The Whitewater Community Development Authority (CDA) is pleased to announce that D. R. Plastics, a recycler of plastic products located at 814 E. Commercial Avenue in the Whitewater Business Park, is expanding and is the recipient of a $150,000 business loan from the CDA. The CDA loan will be used by D.R. Plastics to acquire new machinery that will allow for the creation and maintenance of eight new jobs at the firm’s Whitewater location. “We are pleased that we are able to expand our Whitewater operations with the financial assistance of the Whitewater Community Development Authority” stated Russ Blakeley, D.R. Plastics President. “This loan has allowed our firm to purchase new machinery and equipment to not only add employees but also to improve our market position. Whitewater is a good place to do business.” The Whitewater Community Development Authority operates a business development low interest loan fund that can assist Whitewater companies meet facility, machinery and equipment needs.
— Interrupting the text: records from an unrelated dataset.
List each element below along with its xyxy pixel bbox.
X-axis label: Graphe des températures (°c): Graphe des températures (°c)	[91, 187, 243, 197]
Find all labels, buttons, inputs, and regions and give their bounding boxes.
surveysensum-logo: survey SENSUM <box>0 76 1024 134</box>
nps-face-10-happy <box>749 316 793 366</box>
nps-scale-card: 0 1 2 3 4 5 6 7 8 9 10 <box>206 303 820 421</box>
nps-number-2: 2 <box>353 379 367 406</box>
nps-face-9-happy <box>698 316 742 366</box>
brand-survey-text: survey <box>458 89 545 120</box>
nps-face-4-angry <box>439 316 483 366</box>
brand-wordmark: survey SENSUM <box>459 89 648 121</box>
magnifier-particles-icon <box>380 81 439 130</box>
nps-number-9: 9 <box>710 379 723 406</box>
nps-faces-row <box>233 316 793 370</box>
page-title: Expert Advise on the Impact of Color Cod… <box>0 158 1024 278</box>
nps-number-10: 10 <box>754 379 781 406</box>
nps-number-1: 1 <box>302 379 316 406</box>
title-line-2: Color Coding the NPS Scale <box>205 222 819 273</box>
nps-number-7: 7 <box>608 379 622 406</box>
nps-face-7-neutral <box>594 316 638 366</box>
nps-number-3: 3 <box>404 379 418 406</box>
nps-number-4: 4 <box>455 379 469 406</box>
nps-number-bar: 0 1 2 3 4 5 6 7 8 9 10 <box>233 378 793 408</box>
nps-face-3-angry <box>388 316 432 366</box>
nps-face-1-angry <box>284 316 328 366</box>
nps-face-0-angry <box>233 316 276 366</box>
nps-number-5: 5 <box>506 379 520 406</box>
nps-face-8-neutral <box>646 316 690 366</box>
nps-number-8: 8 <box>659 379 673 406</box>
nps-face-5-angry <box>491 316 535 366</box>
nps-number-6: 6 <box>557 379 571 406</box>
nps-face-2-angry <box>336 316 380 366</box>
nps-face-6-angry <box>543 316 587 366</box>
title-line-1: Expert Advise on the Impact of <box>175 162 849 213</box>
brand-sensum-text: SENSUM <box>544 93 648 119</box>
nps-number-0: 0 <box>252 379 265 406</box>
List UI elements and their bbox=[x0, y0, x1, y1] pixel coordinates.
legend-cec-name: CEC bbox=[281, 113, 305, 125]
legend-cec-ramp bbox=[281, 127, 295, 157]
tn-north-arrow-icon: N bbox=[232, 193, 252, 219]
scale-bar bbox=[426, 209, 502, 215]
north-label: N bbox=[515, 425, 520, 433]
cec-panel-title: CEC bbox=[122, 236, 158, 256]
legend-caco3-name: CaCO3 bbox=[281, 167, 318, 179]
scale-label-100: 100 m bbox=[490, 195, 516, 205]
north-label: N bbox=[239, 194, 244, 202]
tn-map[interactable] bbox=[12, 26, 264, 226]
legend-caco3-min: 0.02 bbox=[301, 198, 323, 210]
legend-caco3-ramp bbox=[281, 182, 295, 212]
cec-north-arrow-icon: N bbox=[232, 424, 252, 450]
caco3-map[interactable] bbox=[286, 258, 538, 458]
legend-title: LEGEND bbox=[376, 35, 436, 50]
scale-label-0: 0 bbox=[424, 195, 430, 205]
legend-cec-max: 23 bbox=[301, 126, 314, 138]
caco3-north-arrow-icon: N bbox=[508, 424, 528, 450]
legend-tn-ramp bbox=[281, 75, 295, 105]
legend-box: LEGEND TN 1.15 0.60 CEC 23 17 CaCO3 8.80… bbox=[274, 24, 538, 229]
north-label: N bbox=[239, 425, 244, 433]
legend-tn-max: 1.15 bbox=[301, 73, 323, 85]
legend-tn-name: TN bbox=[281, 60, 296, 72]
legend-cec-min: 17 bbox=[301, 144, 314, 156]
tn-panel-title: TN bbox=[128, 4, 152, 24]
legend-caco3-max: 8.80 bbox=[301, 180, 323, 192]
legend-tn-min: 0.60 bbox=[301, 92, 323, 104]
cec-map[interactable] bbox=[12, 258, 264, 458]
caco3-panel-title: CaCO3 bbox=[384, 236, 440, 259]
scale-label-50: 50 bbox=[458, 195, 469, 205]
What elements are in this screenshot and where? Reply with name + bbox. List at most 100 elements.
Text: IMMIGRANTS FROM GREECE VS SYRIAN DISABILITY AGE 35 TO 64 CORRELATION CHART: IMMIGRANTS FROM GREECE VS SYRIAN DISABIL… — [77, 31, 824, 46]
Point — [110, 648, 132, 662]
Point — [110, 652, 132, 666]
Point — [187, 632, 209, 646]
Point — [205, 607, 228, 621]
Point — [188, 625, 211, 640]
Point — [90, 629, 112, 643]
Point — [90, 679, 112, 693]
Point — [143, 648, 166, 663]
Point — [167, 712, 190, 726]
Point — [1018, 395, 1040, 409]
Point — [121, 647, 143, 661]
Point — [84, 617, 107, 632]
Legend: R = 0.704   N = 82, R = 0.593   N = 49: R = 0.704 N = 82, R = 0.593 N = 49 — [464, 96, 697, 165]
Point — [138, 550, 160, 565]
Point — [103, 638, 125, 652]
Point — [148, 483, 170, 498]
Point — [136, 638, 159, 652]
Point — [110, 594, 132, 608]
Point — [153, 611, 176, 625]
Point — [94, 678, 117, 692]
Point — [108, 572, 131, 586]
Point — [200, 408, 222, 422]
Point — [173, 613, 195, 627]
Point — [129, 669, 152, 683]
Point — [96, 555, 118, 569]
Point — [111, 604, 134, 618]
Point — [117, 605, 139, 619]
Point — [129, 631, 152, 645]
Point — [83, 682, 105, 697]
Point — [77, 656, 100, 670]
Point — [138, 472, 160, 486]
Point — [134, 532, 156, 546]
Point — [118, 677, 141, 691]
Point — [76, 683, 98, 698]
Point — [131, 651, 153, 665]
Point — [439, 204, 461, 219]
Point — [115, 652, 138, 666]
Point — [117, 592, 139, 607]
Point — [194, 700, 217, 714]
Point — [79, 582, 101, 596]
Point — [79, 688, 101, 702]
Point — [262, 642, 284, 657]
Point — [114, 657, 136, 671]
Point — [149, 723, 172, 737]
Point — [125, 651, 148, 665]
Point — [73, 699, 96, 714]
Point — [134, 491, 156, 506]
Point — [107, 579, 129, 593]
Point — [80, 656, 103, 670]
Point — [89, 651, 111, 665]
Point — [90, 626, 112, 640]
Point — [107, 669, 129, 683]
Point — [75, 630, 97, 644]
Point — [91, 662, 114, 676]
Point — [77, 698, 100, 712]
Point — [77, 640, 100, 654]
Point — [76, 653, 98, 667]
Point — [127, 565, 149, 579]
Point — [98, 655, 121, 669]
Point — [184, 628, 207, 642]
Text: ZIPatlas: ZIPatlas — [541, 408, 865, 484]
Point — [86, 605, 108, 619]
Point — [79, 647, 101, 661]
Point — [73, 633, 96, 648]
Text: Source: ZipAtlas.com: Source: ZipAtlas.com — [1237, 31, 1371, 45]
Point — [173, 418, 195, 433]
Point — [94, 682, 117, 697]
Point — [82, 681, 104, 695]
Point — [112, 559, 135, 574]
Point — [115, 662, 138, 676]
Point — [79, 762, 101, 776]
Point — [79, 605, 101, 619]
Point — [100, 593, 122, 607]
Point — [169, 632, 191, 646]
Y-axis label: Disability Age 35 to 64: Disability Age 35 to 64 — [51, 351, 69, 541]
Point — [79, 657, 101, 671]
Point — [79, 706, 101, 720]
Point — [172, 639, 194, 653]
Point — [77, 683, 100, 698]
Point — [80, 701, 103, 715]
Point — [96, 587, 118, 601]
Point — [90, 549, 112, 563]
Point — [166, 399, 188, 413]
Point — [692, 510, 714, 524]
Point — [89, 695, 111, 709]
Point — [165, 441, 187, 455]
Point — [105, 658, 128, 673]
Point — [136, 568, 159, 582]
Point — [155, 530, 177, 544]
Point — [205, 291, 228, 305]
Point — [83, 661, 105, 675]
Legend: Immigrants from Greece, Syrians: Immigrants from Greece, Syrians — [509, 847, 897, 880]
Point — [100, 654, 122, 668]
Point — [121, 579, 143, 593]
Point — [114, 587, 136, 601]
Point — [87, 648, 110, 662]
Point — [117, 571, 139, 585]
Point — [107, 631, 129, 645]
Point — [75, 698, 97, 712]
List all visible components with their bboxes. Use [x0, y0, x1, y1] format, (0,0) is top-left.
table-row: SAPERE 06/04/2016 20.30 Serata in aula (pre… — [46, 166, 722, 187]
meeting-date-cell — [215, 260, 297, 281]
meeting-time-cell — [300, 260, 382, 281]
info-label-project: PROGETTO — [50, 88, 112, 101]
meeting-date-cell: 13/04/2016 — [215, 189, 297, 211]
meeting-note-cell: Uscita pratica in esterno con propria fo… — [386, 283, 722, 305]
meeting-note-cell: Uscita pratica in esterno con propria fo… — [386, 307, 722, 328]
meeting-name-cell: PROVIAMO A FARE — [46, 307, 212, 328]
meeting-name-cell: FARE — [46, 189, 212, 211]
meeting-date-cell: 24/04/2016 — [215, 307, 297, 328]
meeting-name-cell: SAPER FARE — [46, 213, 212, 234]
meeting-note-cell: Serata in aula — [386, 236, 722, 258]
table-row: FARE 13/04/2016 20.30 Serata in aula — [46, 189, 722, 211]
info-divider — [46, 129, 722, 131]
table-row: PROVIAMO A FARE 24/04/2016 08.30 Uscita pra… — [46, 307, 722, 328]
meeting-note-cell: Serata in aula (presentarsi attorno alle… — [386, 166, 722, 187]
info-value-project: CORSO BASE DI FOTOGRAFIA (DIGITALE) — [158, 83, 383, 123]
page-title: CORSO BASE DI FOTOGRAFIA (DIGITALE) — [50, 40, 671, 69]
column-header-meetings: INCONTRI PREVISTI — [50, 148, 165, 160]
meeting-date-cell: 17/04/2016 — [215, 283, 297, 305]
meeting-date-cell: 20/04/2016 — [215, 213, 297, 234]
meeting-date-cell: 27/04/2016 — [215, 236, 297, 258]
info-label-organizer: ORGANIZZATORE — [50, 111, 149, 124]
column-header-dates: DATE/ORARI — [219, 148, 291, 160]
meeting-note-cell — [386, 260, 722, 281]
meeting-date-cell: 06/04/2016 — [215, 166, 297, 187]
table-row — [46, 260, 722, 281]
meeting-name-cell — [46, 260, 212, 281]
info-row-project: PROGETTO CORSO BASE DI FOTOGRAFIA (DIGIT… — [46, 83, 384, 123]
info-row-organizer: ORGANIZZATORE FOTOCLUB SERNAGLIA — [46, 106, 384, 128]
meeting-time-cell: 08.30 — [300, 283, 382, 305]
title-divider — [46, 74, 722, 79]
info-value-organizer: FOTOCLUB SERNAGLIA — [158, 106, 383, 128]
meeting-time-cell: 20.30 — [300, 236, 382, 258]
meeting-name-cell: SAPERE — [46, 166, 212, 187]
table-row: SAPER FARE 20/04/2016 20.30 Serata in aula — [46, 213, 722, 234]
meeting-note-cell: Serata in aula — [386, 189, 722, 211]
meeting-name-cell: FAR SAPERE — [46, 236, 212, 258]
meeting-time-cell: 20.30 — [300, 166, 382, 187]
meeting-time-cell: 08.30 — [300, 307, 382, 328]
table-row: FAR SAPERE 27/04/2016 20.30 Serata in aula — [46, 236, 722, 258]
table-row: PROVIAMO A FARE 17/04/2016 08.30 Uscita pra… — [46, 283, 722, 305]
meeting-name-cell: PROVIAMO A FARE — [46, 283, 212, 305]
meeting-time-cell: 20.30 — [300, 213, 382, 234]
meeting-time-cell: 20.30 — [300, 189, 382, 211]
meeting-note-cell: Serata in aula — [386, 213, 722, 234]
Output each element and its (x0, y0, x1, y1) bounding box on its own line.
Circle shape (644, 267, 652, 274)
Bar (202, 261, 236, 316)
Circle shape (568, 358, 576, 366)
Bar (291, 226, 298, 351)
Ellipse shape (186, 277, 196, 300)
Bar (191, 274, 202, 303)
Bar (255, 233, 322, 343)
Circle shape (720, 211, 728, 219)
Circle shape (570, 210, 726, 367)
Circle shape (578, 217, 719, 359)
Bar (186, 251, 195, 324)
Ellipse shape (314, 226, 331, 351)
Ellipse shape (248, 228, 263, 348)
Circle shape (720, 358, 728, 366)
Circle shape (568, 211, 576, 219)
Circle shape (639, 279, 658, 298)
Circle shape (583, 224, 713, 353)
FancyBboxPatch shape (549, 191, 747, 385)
Businesses must agree to create and maintain jobs for a certain period of time in order to qualify for these loans.

See, City Manager’s Weekly Report, 1.21.11

Unspoken:

The concern that receives a one-hundred fifty thousand dollar Whitewater Community Development Authority loan is reported — twice — as being connected to a million-dollar Delavan deal. See, Whitewater developer pays $1 million for Delavan Industrial Park properties and Premier Pays $1M for Delavan Industrial.

Here’s a question: Are those stories wrong?

See, also, Wisconsin Department of Financial Institutions records on Premier and D.R. Plastics.

A few additional remarks:

Favorable Terms Over the Market?

Why wouldn’t a business looking for a loan avail itself of a lender from the private market? Presumably there’s something preferable about a public loan. One typically goes where one finds easier terms. That’s good for the borrower, but bad for the public, as it means they’re subsidizing a borrower who takes preferable-over-market terms.

Are there any progressives on the Community Development Authority?

It’s not simply a rhetorical question.

For progressives: do you really think that $150,000 for a few jobs from this business is the best expenditure for Whitewater’s development? Could it even be the third, fifth, or tenth best option? No matter how many conditions that you place on those hoped-for jobs, there are a hundred greater needs in Whitewater’s business community, a hundred greater needs for her workers.

Using a similar lending cure for all of Whitewater’s unemployment would cost taxpayers millions to replace the jobs we’ve recently lost.

The CDA has already spent huge sums, and all it got for it was a (soon-to-be) distressed tax incremental district.

Are there any conservatives on the Community Development Authority?

It’s not simply a rhetorical question.

For conservatives: is it all public project after public project, for you? That’s hardly conservatism; it’s a reactionary mercantilism. It does afford this advantage, for the loss of principle: One gets to be a small-town squire, a big fish in a small pond, doling money that others earned, by consequence making oneself important.

Be clear — in private life, relying only on voluntary transactions, many municipal projects would certainly have been rejected, rightly, as foolish.

Situational ethics?

Are all the dodgy stats, jumbled claims, and misleading arguments of a career bureaucrat made legitimate because he declares himself acting for the good of all?